Bien que le concept de note de promesse soit sans aucun doute connu des citoyens et des entreprises commerciales, il est surprenant de constater combien peu d’entre eux sont conscients des conséquences de l’absence d’indication claire de l’objectif pour lequel la note de promesse est émise et des effets que la soumission infondée d’une note de promesse pour recouvrement peut avoir sur les affaires de l’entreprise ou la situation financière d’un individu.
Il existe deux types de notes de promesse : ordinaire et vierge. Avec une note de promesse ordinaire, le débiteur donne son consentement au titulaire de la note de promesse pour saisir tous les comptes que le débiteur possède dans les banques dans le but de recouvrer une créance, dont le montant doit être spécifié dans la note de promesse, et pour que l’argent de ces comptes soit directement versé au créancier. Avec une note de promesse vierge, le débiteur donne son consentement pour le recouvrement d’une créance, dont le montant sera ultérieurement inscrit dans le document, pour saisir tous ses comptes dans les banques et pour que l’argent de ces comptes soit directement versé au créancier spécifié dans le document ou qui sera ultérieurement inscrit. Cependant, cette note de promesse doit spécifier le montant maximum jusqu’auquel le créancier peut recouvrer.
Sous la pression de la partie ‘plus forte’
La réglementation sur la forme et le contenu de la note de promesse vierge stipule que cette note de promesse est émise pour un montant maximum de 150 000 euros, par conséquent, dans la pratique commerciale, il n’est pas rare que le débiteur émette plusieurs notes de promesse compte tenu de la complexité de la relation contractuelle qu’il établit avec le créancier. Ainsi, au moment de l’émission de la note de promesse vierge, ni le montant de la créance à recouvrer ni le nom du créancier autorisé à recouvrer cette créance ne sont spécifiés. C’est pourquoi cette note de promesse est appelée note de promesse vierge (bianco signifie ‘blanc’).

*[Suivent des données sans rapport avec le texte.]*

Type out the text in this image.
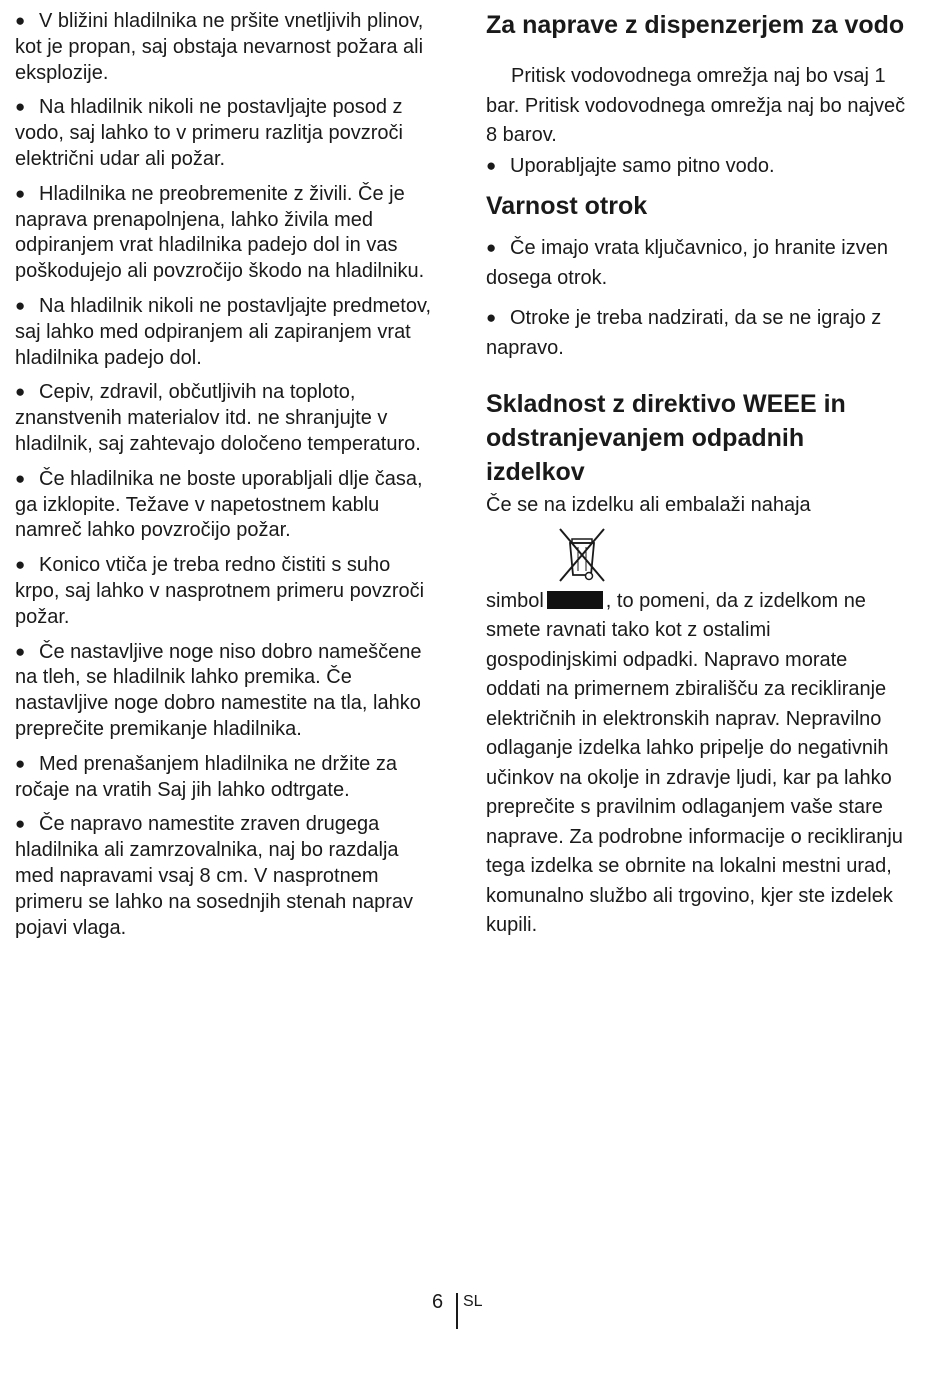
● V bližini hladilnika ne pršite vnetljivih plinov, kot je propan, saj obstaja nevarnost požara ali eksplozije.

● Na hladilnik nikoli ne postavljajte posod z vodo, saj lahko to v primeru razlitja povzroči električni udar ali požar.

● Hladilnika ne preobremenite z živili. Če je naprava prenapolnjena, lahko živila med odpiranjem vrat hladilnika padejo dol in vas poškodujejo ali povzročijo škodo na hladilniku.

● Na hladilnik nikoli ne postavljajte predmetov, saj lahko med odpiranjem ali zapiranjem vrat hladilnika padejo dol.

● Cepiv, zdravil, občutljivih na toploto, znanstvenih materialov itd. ne shranjujte v hladilnik, saj zahtevajo določeno temperaturo.

● Če hladilnika ne boste uporabljali dlje časa, ga izklopite. Težave v napetostnem kablu namreč lahko povzročijo požar.

● Konico vtiča je treba redno čistiti s suho krpo, saj lahko v nasprotnem primeru povzroči požar.

● Če nastavljive noge niso dobro nameščene na tleh, se hladilnik lahko premika. Če nastavljive noge dobro namestite na tla, lahko preprečite premikanje hladilnika.

● Med prenašanjem hladilnika ne držite za ročaje na vratih Saj jih lahko odtrgate.

● Če napravo namestite zraven drugega hladilnika ali zamrzovalnika, naj bo razdalja med napravami vsaj 8 cm. V nasprotnem primeru se lahko na sosednjih stenah naprav pojavi vlaga.

Za naprave z dispenzerjem za vodo

Pritisk vodovodnega omrežja naj bo vsaj 1 bar. Pritisk vodovodnega omrežja naj bo največ 8 barov.

● Uporabljajte samo pitno vodo.

Varnost otrok

● Če imajo vrata ključavnico, jo hranite izven dosega otrok.

● Otroke je treba nadzirati, da se ne igrajo z napravo.

Skladnost z direktivo WEEE in odstranjevanjem odpadnih izdelkov

Če se na izdelku ali embalaži nahaja

simbol	, to pomeni, da z izdelkom ne smete ravnati tako kot z ostalimi gospodinjskimi odpadki. Napravo morate oddati na primernem zbirališču za recikliranje električnih in elektronskih naprav. Nepravilno odlaganje izdelka lahko pripelje do negativnih učinkov na okolje in zdravje ljudi, kar pa lahko preprečite s pravilnim odlaganjem vaše stare naprave. Za podrobne informacije o recikliranju tega izdelka se obrnite na lokalni mestni urad, komunalno službo ali trgovino, kjer ste izdelek kupili.

6 SL
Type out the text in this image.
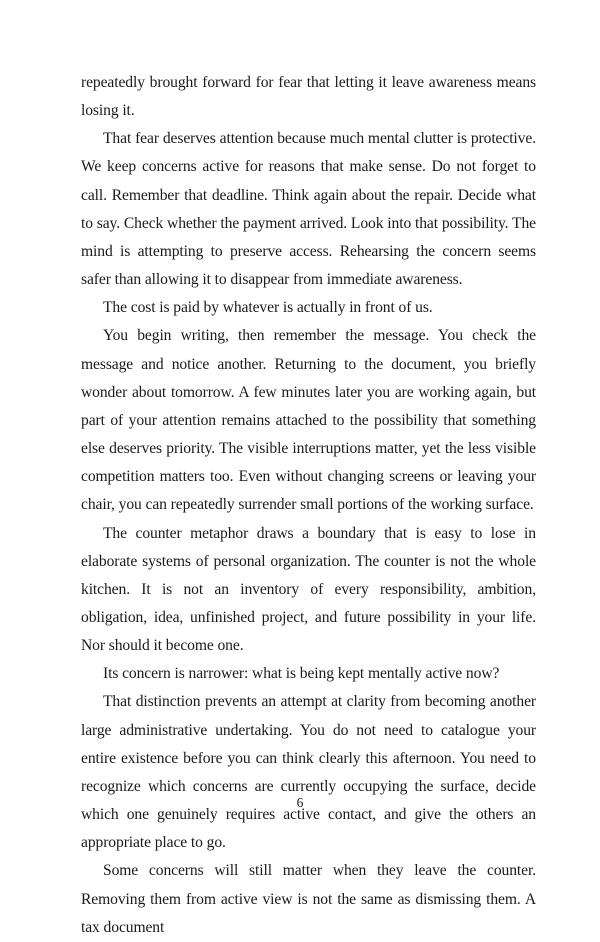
repeatedly brought forward for fear that letting it leave awareness means losing it.

That fear deserves attention because much mental clutter is protective. We keep concerns active for reasons that make sense. Do not forget to call. Remember that deadline. Think again about the repair. Decide what to say. Check whether the payment arrived. Look into that possibility. The mind is attempting to preserve access. Rehearsing the concern seems safer than allowing it to disappear from immediate awareness.

The cost is paid by whatever is actually in front of us.

You begin writing, then remember the message. You check the message and notice another. Returning to the document, you briefly wonder about tomorrow. A few minutes later you are working again, but part of your attention remains attached to the possibility that something else deserves priority. The visible interruptions matter, yet the less visible competition matters too. Even without changing screens or leaving your chair, you can repeatedly surrender small portions of the working surface.

The counter metaphor draws a boundary that is easy to lose in elaborate systems of personal organization. The counter is not the whole kitchen. It is not an inventory of every responsibility, ambition, obligation, idea, unfinished project, and future possibility in your life. Nor should it become one.

Its concern is narrower: what is being kept mentally active now?

That distinction prevents an attempt at clarity from becoming another large administrative undertaking. You do not need to catalogue your entire existence before you can think clearly this afternoon. You need to recognize which concerns are currently occupying the surface, decide which one genuinely requires active contact, and give the others an appropriate place to go.

Some concerns will still matter when they leave the counter. Removing them from active view is not the same as dismissing them. A tax document

6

En raison de la nécessité commerciale d’établir des relations contractuelles, les débiteurs prêtent peu d’attention aux dispositions contractuelles qui prescrivent l’obligation d’émettre des notes de promesse dans le délai spécifié par ce contrat et acceptent souvent toutes les demandes de l’autre partie contractuelle ‘plus forte’. Dans la pratique commerciale et judiciaire, des abus dans le recouvrement de notes de promesse vierges sont connus car le créancier spécifie un montant incorrect de la créance contre le débiteur ou se désigne lui-même dans la note de promesse comme créancier bien qu’il n’ait aucune créance contre l’émetteur de la note de promesse.
Blocage du compte du débiteur
Après la date d’échéance de la créance garantie par la note de promesse émise, le créancier est autorisé à la soumettre pour recouvrement à Fina, qui saisit alors la créance que le créancier a ensuite spécifiée dans la note de promesse du compte du débiteur et, après une période de soixante jours, ordonne à la banque de verser le montant saisi au compte du créancier, à moins que l’Agence ne reçoive une décision judiciaire différente dans ce délai. Dans un exemple récent de la pratique judiciaire, le ‘créancier’ a soumis une note de promesse à Fina pour le recouvrement d’un montant significatif bien qu’il n’ait aucune créance contre le débiteur et bien que cette note de promesse ait été émise à un autre créancier, elle a finalement abouti entre de mauvaises mains. Fina a immédiatement saisi le montant spécifié par le ‘créancier’ dès la réception de la note de promesse, bloquant ainsi le compte du débiteur.